First-Ever Personalized Gene-Editing Therapy

GS3 – Science & Tech

 

Context:

In a landmark development, scientists in the United States have successfully trialled a custom gene-editing treatment to help an infant suffering from carbamoyl phosphate synthetase 1 (CPS-1) deficiency.

This innovative therapy, designed specifically for that child, used a CRISPR-based technique tailored to the individual’s genetic mutation. Unlike earlier CRISPR approaches, which required modification of stem cells outside the body, this therapy was administered directly into the infant’s liver. It involved the use of lipid nanoparticles loaded with RNA and a guide sequence to target the faulty gene.

About CPS-1 Deficiency

CPS-1 deficiency is a rare inherited metabolic condition that disrupts the body’s urea cycle—the main pathway responsible for eliminating excess nitrogen (in the form of ammonia) from the body.

  • Urea Cycle Function: Normally, ammonia generated during protein breakdown is converted into urea and excreted through urine. The CPS-1 enzyme, found in the mitochondria of liver cells, initiates this process.
  • Impact of Deficiency: In the absence or malfunction of this enzyme, ammonia accumulates in the blood, leading to hyperammonemia, a condition that can be toxic and potentially life-threatening.
Understanding Gene Editing

Gene editing refers to precise techniques used to modify the DNA of living organisms, including humans, plants, and microbes.
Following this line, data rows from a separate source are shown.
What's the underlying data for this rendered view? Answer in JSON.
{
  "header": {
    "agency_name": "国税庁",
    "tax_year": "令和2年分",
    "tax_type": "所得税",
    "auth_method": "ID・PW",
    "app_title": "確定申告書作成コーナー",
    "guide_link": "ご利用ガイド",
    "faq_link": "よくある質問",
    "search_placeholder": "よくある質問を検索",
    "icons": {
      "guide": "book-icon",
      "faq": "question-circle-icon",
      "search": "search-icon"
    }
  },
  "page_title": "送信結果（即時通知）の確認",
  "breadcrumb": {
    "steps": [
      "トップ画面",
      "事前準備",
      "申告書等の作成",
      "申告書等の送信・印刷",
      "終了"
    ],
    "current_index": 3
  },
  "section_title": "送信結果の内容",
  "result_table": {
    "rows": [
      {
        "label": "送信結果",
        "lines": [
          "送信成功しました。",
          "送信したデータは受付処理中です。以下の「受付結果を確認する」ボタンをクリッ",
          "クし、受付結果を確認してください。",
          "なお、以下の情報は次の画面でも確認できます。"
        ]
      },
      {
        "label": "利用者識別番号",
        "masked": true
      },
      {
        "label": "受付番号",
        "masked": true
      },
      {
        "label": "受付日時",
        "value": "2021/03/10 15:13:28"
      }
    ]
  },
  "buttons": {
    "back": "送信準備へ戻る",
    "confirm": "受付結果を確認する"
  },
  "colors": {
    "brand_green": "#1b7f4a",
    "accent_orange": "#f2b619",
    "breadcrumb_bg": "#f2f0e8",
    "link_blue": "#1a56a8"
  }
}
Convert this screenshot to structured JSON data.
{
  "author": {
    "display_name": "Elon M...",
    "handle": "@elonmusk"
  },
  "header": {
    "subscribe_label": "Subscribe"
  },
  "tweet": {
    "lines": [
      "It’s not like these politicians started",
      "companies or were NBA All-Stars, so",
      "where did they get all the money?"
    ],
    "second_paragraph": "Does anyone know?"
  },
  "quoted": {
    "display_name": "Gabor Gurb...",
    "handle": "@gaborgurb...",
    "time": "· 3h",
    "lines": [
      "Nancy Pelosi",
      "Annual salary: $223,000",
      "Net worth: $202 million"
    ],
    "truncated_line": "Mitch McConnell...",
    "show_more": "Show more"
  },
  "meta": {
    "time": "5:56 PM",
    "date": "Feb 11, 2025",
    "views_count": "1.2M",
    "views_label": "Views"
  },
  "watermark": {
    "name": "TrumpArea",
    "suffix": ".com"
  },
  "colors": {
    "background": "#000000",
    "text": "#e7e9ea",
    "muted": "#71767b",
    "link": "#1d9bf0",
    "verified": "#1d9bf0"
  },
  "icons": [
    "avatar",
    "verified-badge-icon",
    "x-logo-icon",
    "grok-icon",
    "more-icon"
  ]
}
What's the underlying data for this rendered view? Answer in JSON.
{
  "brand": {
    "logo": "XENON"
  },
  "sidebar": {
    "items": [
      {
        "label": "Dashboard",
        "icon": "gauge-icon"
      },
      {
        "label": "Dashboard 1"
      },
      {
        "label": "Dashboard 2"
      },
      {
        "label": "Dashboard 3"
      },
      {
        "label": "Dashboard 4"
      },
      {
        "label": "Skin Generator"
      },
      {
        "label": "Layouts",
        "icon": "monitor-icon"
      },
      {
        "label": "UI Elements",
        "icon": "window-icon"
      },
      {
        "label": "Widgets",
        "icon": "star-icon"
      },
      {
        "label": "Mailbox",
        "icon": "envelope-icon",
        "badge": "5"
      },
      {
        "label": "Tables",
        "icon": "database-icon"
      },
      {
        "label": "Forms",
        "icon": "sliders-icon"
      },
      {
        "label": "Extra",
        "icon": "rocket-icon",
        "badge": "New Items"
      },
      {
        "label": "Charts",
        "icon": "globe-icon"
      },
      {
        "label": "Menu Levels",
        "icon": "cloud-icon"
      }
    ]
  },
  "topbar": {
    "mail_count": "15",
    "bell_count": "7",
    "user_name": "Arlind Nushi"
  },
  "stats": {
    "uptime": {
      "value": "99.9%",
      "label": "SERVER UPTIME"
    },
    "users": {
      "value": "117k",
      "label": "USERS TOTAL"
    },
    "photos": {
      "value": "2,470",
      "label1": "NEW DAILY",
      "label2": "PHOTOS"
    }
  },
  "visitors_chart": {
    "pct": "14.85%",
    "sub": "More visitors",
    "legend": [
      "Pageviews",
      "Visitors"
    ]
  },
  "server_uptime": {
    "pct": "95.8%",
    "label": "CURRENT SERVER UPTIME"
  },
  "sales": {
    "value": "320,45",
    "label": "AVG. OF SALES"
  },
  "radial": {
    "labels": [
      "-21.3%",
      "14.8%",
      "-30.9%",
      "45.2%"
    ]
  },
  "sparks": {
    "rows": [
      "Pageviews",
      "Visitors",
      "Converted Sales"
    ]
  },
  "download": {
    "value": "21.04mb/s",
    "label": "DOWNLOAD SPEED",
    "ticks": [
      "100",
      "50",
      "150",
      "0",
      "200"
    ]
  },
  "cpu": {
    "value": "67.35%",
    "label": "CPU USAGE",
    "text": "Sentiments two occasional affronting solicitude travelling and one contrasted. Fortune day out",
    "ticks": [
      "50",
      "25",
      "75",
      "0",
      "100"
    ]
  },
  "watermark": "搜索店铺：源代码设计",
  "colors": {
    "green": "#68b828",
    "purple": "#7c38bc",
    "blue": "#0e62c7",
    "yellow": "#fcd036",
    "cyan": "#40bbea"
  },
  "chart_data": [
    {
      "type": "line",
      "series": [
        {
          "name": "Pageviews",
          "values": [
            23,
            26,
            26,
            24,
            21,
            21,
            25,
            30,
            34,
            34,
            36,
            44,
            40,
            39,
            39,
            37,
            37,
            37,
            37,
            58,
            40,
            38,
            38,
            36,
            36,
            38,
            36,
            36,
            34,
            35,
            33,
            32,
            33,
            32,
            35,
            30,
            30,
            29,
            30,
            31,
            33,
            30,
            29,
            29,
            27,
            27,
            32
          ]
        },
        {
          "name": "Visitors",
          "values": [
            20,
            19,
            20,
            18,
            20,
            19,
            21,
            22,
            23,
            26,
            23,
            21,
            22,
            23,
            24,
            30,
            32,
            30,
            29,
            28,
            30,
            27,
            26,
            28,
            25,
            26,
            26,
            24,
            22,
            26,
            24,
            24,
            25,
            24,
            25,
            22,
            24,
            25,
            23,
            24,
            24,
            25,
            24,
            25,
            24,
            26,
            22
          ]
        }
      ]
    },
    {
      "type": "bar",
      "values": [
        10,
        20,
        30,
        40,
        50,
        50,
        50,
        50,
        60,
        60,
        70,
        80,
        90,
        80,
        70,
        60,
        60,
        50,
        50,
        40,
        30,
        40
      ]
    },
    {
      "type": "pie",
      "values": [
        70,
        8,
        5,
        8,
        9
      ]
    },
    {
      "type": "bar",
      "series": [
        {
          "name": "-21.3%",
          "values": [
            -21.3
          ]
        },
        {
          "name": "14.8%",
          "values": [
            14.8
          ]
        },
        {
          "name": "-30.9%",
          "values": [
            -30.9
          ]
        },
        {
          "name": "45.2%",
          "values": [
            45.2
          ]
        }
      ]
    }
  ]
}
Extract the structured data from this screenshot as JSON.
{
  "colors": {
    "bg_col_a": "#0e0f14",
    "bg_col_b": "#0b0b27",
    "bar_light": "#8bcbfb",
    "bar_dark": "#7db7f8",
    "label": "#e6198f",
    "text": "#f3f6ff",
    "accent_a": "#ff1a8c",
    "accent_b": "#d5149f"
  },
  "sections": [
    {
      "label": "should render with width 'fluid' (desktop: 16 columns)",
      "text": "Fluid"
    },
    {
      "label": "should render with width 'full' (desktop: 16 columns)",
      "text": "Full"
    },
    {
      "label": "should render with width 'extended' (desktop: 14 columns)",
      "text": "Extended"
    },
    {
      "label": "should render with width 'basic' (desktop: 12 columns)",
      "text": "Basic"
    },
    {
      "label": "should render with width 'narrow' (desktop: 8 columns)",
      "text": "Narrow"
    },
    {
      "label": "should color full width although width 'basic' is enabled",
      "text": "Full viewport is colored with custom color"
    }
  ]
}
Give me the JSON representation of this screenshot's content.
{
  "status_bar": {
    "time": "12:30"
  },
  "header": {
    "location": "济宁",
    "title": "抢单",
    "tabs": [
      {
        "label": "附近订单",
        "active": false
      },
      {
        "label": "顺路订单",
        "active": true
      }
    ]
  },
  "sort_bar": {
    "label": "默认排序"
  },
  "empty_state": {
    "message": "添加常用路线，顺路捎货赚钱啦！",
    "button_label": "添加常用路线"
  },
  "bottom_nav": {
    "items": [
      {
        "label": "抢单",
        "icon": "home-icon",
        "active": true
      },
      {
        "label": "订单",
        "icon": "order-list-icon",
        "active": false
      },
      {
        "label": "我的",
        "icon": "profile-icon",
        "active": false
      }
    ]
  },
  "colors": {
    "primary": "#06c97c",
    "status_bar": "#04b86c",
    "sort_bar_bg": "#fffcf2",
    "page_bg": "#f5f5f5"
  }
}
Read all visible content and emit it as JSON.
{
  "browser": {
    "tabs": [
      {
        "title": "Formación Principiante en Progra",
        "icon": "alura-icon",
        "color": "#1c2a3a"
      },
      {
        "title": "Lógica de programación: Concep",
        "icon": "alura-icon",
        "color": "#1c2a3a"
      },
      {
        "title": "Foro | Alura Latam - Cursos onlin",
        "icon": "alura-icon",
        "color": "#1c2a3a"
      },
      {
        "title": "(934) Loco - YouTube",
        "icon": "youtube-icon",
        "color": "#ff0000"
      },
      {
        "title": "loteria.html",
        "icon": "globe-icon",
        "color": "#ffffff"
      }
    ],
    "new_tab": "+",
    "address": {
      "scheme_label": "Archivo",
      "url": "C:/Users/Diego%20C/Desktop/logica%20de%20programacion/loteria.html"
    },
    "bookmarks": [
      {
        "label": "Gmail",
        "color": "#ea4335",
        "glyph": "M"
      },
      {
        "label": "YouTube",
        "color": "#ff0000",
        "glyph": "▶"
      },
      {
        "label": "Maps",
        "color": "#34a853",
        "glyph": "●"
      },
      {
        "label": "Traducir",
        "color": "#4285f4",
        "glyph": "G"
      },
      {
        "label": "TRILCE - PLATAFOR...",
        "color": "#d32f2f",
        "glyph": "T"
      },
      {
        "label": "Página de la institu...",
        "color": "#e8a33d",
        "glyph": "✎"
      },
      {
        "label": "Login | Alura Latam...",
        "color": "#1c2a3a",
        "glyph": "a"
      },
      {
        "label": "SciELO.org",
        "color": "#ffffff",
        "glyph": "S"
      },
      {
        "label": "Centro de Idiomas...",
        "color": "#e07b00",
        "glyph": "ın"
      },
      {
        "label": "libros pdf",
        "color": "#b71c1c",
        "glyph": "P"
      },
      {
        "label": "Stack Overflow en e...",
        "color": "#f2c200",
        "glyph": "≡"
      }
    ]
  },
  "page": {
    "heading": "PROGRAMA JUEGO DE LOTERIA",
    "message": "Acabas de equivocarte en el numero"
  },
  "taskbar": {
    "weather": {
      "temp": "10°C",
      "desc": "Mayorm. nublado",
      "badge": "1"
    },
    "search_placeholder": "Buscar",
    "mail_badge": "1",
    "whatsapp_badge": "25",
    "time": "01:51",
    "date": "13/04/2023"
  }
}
  • Function: Scientists can add, remove, or modify genetic material at exact locations in the genome.
  • Tools:
    • CRISPR-Cas9: A widely-used tool that acts like molecular scissors to cut DNA at specific locations.
    • Other techniques: TALENs and Zinc Finger Nucleases (ZFNs) are alternative methods.
Modes of Gene Editing
Somatic Gene Editing Germline Gene Editing
Alters non-reproductive body cells (like liver, skin, or blood). Targets reproductive cells (sperm, egg) or early embryos.
Aimed at treating diseases within the individual. Changes are passed on to offspring.
Non-heritable modifications. Heritable changes that affect future generations.
Example: Gene therapy for sickle cell anaemia. Example: Preventing inherited disorders at the embryonic stage.
Applications of Gene Editing
  • Medical Advancements: Treating or curing genetic diseases like cystic fibrosis, sickle cell anaemia, and certain cancers.
  • Personalised Therapies: Developing treatments based on an individual’s unique genetic profile.
  • Agriculture: Creating crops with better yields, pest resistance, and adaptability to climate change.
  • Genetic Disease Prevention: Especially through germline editing to eliminate hereditary disorders before birth.
Concerns & Ethical Challenges
  • Safety Issues: Potential for unintended or off-target mutations that might cause harm.
  • Moral Dilemmas: Especially in germline editing—concerns about consent, identity, and the possibility of engineered traits in babies.
  • Uncertain Outcomes: Long-term effects on humans and the environment remain largely unknown.
  • Social Inequity: Risk of these advanced therapies being accessible only to wealthy populations, increasing inequality.
Recommended Actions
  • Boost R&D: Focus on refining CRISPR and newer technologies like base and prime editing to improve accuracy and safety.
  • Build Strong Regulations: Formulate comprehensive, globally coordinated policies to ensure responsible use.
  • Prioritise Ethics: Maintain strict oversight to prevent misuse, especially in non-therapeutic genetic enhancements.
  • Promote Inclusivity: Ensure that advancements in gene therapy are affordable and accessible to all sections of society, especially underprivileged communities.